BMKG menganalisis pada Dasarian II Januari 2021, Indeks ENSO masih menunjukkan kategori La Nina Moderat. Di mana beberapa institusi meteorologi internasional juga memprediksikan La Nina dapat bertahan hingga Juni 2021. Sedangkan Indeks Dipole Mode berada pada kategori Netral dan umumnya diprediksi tetap pada kategori Netral sampai dengan Mei 2021.

Selama periode Januari-Februari ini, aktifitas Monsun Asia masih cukup aktif.

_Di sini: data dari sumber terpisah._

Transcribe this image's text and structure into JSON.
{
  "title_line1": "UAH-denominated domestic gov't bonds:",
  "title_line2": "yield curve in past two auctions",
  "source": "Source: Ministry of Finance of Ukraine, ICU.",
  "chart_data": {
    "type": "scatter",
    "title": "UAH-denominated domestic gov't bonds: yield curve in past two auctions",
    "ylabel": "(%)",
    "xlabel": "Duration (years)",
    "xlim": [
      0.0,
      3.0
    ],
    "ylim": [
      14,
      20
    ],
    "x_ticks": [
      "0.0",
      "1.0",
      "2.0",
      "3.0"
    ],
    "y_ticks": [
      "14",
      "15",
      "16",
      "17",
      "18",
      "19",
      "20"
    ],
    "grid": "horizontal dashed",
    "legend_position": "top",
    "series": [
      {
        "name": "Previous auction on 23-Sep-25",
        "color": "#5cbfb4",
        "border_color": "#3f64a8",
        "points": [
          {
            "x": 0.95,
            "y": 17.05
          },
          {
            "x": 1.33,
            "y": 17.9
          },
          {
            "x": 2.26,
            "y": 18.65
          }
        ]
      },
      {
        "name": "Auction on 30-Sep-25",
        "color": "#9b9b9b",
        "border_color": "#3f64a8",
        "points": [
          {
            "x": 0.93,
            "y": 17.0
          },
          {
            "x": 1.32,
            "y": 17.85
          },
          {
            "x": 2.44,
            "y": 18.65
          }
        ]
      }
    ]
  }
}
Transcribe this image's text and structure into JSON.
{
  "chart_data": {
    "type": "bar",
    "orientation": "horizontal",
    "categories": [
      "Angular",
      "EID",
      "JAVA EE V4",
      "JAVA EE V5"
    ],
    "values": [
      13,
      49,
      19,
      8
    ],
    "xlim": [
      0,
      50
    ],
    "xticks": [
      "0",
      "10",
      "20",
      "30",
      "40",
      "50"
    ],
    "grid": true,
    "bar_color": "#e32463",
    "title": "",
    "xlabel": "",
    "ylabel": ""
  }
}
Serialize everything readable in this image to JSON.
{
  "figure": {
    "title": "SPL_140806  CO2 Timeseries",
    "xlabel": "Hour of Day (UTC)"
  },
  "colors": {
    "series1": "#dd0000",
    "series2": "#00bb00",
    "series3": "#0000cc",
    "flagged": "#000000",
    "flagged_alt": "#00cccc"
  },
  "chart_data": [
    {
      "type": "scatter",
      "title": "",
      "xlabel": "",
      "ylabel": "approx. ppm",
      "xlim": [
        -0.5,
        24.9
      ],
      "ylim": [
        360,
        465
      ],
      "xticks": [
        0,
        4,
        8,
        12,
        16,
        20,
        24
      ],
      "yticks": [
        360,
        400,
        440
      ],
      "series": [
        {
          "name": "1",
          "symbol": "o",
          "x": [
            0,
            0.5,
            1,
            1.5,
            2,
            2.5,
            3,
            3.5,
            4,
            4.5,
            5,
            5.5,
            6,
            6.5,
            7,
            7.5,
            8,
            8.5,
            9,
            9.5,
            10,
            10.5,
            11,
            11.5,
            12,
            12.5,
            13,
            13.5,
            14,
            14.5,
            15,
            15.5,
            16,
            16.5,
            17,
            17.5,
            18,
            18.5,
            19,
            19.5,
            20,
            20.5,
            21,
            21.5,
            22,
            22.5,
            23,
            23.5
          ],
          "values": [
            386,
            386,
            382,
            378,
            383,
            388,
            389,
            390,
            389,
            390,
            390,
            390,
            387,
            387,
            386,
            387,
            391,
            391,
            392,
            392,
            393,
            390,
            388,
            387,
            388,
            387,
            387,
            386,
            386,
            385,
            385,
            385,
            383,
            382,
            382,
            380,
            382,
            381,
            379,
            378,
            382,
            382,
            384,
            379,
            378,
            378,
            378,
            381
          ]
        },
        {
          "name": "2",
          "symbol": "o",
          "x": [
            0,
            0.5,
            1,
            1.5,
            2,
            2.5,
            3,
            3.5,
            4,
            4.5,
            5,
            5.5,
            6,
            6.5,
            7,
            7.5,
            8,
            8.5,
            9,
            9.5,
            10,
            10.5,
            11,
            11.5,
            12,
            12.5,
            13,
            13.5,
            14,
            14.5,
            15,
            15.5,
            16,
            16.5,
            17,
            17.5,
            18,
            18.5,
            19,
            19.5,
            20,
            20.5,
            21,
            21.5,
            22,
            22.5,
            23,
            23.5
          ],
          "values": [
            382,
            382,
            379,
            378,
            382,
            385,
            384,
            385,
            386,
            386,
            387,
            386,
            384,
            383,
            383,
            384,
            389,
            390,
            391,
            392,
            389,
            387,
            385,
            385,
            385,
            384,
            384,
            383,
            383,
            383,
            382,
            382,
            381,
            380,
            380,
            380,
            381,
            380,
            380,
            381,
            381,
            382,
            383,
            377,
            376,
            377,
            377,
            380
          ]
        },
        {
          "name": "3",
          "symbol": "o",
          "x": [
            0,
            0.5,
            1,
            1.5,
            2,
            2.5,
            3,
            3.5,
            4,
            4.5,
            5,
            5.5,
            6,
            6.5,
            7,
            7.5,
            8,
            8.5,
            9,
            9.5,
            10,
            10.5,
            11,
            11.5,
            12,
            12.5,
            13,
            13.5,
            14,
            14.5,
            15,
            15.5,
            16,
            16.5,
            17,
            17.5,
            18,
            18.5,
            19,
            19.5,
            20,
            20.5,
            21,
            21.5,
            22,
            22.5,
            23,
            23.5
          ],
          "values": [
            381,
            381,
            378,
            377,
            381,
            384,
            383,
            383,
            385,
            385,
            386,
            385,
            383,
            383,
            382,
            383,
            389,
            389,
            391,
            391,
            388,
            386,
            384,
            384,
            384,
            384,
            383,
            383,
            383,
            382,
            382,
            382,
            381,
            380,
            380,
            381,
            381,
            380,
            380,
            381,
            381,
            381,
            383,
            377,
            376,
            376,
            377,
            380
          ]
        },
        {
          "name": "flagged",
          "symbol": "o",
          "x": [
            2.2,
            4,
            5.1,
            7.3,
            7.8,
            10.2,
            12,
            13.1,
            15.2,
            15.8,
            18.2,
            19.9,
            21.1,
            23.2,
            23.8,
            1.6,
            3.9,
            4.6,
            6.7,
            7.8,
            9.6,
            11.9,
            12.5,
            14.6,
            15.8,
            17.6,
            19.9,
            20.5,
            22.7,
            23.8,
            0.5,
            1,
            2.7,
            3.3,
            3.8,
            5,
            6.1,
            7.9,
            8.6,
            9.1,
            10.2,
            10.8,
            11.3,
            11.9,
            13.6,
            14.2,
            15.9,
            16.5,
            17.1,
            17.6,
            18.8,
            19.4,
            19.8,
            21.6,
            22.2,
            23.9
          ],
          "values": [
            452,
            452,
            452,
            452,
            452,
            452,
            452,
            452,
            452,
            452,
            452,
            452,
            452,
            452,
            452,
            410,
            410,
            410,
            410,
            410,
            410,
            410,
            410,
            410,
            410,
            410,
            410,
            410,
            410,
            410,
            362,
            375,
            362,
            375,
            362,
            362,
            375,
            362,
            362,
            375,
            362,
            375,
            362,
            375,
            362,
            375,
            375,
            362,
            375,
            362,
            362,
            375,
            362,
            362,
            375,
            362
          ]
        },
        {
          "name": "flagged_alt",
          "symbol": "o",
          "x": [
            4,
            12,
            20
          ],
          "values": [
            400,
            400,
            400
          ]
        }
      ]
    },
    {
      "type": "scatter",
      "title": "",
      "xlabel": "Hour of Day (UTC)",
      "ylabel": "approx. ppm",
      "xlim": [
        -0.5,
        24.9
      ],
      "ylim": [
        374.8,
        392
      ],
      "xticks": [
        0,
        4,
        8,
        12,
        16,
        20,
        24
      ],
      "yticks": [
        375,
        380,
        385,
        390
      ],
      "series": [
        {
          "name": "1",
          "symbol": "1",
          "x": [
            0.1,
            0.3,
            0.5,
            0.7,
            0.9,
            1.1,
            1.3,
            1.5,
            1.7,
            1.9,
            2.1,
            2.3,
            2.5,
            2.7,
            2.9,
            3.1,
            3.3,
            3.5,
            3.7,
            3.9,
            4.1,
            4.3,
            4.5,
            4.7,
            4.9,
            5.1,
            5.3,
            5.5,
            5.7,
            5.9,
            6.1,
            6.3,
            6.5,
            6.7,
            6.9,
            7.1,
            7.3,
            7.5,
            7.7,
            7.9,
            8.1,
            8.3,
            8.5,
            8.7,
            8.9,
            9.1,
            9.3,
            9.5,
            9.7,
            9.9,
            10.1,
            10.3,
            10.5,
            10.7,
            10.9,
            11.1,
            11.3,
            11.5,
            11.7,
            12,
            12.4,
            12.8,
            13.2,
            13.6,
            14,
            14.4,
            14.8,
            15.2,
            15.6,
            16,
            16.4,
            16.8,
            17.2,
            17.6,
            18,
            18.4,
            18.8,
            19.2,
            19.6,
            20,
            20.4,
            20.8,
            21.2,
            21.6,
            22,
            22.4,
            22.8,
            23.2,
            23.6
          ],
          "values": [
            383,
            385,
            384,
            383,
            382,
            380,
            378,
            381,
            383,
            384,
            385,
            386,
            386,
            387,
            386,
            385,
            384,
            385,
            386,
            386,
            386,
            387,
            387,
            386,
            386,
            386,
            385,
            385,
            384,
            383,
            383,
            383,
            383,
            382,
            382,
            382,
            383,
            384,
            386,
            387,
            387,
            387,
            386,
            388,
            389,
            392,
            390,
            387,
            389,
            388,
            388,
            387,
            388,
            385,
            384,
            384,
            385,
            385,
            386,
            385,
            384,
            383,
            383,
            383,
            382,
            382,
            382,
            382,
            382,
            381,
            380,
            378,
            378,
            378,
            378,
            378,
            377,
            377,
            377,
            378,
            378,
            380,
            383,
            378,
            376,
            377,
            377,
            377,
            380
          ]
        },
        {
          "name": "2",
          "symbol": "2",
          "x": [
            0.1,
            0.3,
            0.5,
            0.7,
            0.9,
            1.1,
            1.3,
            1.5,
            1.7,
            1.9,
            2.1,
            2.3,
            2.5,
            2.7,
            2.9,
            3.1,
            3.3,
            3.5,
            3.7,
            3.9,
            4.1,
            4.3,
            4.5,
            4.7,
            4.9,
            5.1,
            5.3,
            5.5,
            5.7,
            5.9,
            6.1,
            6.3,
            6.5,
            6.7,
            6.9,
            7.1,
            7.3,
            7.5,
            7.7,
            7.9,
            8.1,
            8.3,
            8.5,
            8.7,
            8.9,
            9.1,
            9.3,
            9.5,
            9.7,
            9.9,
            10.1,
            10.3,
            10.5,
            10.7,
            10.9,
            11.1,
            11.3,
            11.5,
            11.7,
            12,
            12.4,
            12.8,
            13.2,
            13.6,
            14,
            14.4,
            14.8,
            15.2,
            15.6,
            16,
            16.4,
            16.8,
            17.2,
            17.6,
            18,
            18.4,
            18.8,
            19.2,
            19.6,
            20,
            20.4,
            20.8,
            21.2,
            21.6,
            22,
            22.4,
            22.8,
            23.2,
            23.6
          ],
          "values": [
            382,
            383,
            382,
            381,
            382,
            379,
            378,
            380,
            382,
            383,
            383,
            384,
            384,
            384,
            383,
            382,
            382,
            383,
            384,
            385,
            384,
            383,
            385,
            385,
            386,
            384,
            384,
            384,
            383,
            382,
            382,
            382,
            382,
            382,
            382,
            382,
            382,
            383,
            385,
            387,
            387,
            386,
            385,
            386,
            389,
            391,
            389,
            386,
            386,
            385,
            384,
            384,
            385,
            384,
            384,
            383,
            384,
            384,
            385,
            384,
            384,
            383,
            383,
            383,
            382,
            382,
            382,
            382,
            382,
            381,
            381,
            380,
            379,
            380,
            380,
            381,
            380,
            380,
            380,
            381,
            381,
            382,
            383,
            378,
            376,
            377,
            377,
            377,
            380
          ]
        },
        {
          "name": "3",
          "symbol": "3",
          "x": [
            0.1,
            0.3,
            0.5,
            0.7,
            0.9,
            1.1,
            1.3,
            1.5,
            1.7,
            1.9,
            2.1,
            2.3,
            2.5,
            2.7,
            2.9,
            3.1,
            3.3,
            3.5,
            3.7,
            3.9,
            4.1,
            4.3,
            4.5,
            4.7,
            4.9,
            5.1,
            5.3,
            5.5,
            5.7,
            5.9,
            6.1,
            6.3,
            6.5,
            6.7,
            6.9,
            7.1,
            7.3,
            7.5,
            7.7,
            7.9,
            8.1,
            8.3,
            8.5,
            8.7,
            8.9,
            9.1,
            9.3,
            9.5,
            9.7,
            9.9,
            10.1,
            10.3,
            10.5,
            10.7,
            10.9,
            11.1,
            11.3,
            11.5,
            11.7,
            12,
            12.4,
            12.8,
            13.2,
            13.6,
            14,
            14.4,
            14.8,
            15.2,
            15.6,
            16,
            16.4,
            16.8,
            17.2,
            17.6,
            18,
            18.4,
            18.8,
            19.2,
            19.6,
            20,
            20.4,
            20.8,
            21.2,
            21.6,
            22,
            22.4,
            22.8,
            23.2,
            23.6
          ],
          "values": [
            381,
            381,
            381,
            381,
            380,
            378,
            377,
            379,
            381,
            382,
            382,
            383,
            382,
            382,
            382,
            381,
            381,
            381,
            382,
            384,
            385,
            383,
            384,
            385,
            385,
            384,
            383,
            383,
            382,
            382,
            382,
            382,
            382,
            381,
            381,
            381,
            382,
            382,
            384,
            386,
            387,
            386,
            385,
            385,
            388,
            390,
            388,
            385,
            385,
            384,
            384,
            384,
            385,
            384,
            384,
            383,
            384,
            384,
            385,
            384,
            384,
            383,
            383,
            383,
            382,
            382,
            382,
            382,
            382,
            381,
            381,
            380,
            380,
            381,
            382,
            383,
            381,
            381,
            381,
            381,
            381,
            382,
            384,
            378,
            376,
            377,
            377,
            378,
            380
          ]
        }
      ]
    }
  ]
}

Kondisi tersebut masih dapat berpotensi diperkuat dengan adanya fenomena seruakan dingin dari Asia yang dapat berdampak pada penguatan potensi pertumbuhan awan hujan terutama d wilayah Indonesia bagian barat.

Lebih lanjut dia mengatakan, kondisi dinamika atmosfer yang tidak stabil dalam beberapa hari ke depan dapat berpotensi meningkatkan pertumbuhan awan hujan di beberapa wilayah Indonesia.

“Untuk sepekan ke depan, sinyal fenomena gelombang atmosfer seperti MJO, Gelombang Rossby Ekuatorial, Gelombang Kelvin teridentifikasi masih cukup berkontribusi signifikan terhadap peningkatan potensi hujan di wilayah Indonesia terutama di wilayah Indonesia sebelah selatan ekuator seperti wilayah Sumatera Selatan, Jawa-Bali-Nusa Tenggara, Kalimantan Selatan, Sulawesi Selatan, Sulawesi Tenggara,” terangnya.

Sirkulasi siklonik terpantau di Teluk Carpentaria bagian barat yang membentuk daerah pertemuan angin (konfluensi) yang memanjang dari Sulawesi bagian Tengah, Laut Flores bagian timur, Laut Banda bagian selatan hingga Laut Arafura bagian selatan.

“Kondisi tersebut mampu meningkatkan potensi pertumbuhan awan hujan di sekitar sirkulasi siklonik dan di sepanjang daerah konfluensi tersebut,” ujarnya.

Penulis: Husen Toisuta
Editor:redaksi

Baca Juga

error: Content is protected !!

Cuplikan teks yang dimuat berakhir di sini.